Bakken Shale
A small-cap exploration and production company based in Denver, Colorado, epitomizes just how rewarding and transformational the shale boom in the United States has been.
Triangle Petroleum (NYSE: TPLM), a pure play Bakken Shale producer, has grown from a sub-$100 million company with only 20 employees to billion dollar organization with almost 400 employees and three business units in the past three years. Now, management believes the foundation has been set for even greater growth opportunities.
After slowly working its way up the industry ranks through a conservative growth approach, timely acquisitions in the Bakken Shale and the milestone transition to an operating company, Triangle has successfully positioned itself to embark on an illustrious year in 2014.
"Public investors who haven't looked at us in a few years still see us as a non-operator," said Jonathan Samuels, president and CEO of Triangle Petroleum. "But now they can see that's no longer the case." Roughly half of Triangle's 95,000 acres are in its core Bakken area – 65% of which is now 100% operated by Triangle Petroleum.
"It's truly a world class resource," Samuels said, and Triangle is prepared to take full advantage. Similar to the recent resurgence in the Permian Basin, Samuels believes the Bakken will be a play that will keep on giving for at least another 50 years. The use of horizontal wells, in addition to improvements in infrastructure and technology, will only propel production rates, he says.
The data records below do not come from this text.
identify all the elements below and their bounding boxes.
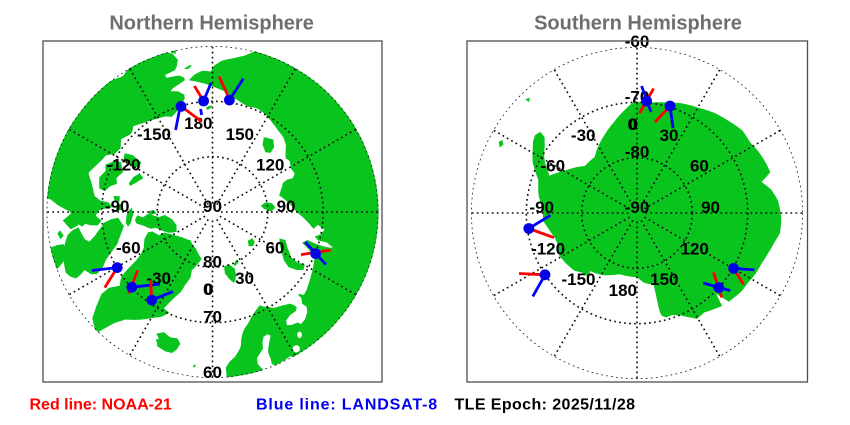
svg-text:60: 60 xyxy=(265,239,284,258)
svg-text:0: 0 xyxy=(203,280,212,299)
svg-text:-30: -30 xyxy=(146,269,171,288)
svg-text:180: 180 xyxy=(184,114,212,133)
svg-text:30: 30 xyxy=(235,269,254,288)
svg-text:Red line: NOAA-21: Red line: NOAA-21 xyxy=(30,397,172,414)
svg-text:180: 180 xyxy=(609,281,637,300)
svg-text:TLE Epoch: 2025/11/28: TLE Epoch: 2025/11/28 xyxy=(455,397,636,414)
svg-text:0: 0 xyxy=(628,115,637,134)
svg-text:120: 120 xyxy=(256,156,284,175)
svg-text:-150: -150 xyxy=(137,125,171,144)
svg-text:0: 0 xyxy=(204,280,213,299)
svg-text:30: 30 xyxy=(660,126,679,145)
svg-text:-150: -150 xyxy=(561,270,595,289)
svg-text:70: 70 xyxy=(203,308,222,327)
svg-text:-90: -90 xyxy=(529,198,554,217)
svg-text:150: 150 xyxy=(650,270,678,289)
svg-text:-60: -60 xyxy=(116,239,141,258)
svg-text:-80: -80 xyxy=(625,143,650,162)
svg-text:-120: -120 xyxy=(107,156,141,175)
svg-text:Northern Hemisphere: Northern Hemisphere xyxy=(109,12,314,34)
svg-text:-30: -30 xyxy=(571,126,596,145)
svg-text:80: 80 xyxy=(203,252,222,271)
svg-text:120: 120 xyxy=(681,240,709,259)
svg-text:Blue line: LANDSAT-8: Blue line: LANDSAT-8 xyxy=(256,397,438,414)
svg-text:150: 150 xyxy=(226,125,254,144)
svg-text:-60: -60 xyxy=(541,157,566,176)
svg-text:90: 90 xyxy=(701,198,720,217)
svg-text:60: 60 xyxy=(203,363,222,382)
svg-text:0: 0 xyxy=(629,115,638,134)
svg-text:90: 90 xyxy=(203,197,222,216)
svg-text:-90: -90 xyxy=(105,197,130,216)
svg-text:Southern Hemisphere: Southern Hemisphere xyxy=(534,12,742,34)
svg-text:-90: -90 xyxy=(625,198,650,217)
svg-text:-120: -120 xyxy=(531,240,565,259)
svg-text:60: 60 xyxy=(690,157,709,176)
svg-text:90: 90 xyxy=(277,197,296,216)
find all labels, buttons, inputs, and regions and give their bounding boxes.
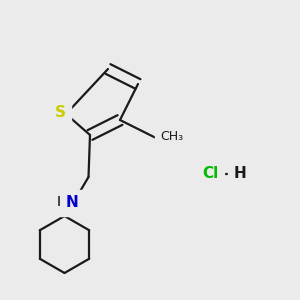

And the company's early entry and patience has paid off. Triangle has selectively added assets over the years. Samuels recalls Triangle's weighted cost per acre averages only between $3,000 and $4,000.
But setting the stage for growth has not come without some challenges. The notoriously barren landscape and its lack of infrastructure, including roads and housing, was problematic not only for Triangle, but for all producers – and Triangle took action.
To identify and capture every cost-saving and/or efficiency gain as possible, the company formed subsidiaries to support its mid-stream and service necessities. RockPile Energy Services is a wholly owned subsidiary of TPLM providing oilfield services to its parent company. Additionally, TPLM owns a 30% stake in Caliber Midstream Partners which provides transportation, disposal and gathering services.
"We have three different engines to drive our growth, so we don't struggle if one is having a down year," said Samuels. "Our E&P hit its stride this year, the services side hit mid-year and our midstream (Caliber) hasn't produced returns just yet." Triangle invested $30 million in Caliber in 2013, and owns 30% of the project as part of a joint venture with First Reserve Energy. The Caliber system, expanded in September 2013, will service all Triangle-operated acreage in the Bakken, and is expected to be in-service on or before June 30 2014. If the development of RockPile Energy Services is any indication, Caliber will likely be in good hands.
RockPile is focused on providing best in class pressure pumping and has developed a solid reputation in the region with its workforce of North Dakota natives. RockPile completes all of Triangle's wells as well as those for other key players in the basin and has seen substantial growth since inception. "We're not the first company to own a service business," Samuels said, "however; we're the first company where the service business can be half our current market cap even though we invested only 2% of our market cap in it."
Given Triangle's considerable production and reserve growth one might think that the company would have layered on significant forms of debt. However, that's not the case at all. In fact, Triangle has zero net debt. What's more, an equity raise and redetermination of its borrowing base has been able to offset its acquisition costs.
"Balance sheet strength is one of the key tenants of a small-cap energy company," said Samuels. "We have an aggressive growth plans like a lot of folks, but we want to be able to finance them."
Careful planning and successful execution positioned Triangle where they are today and the company believes the best is still ahead.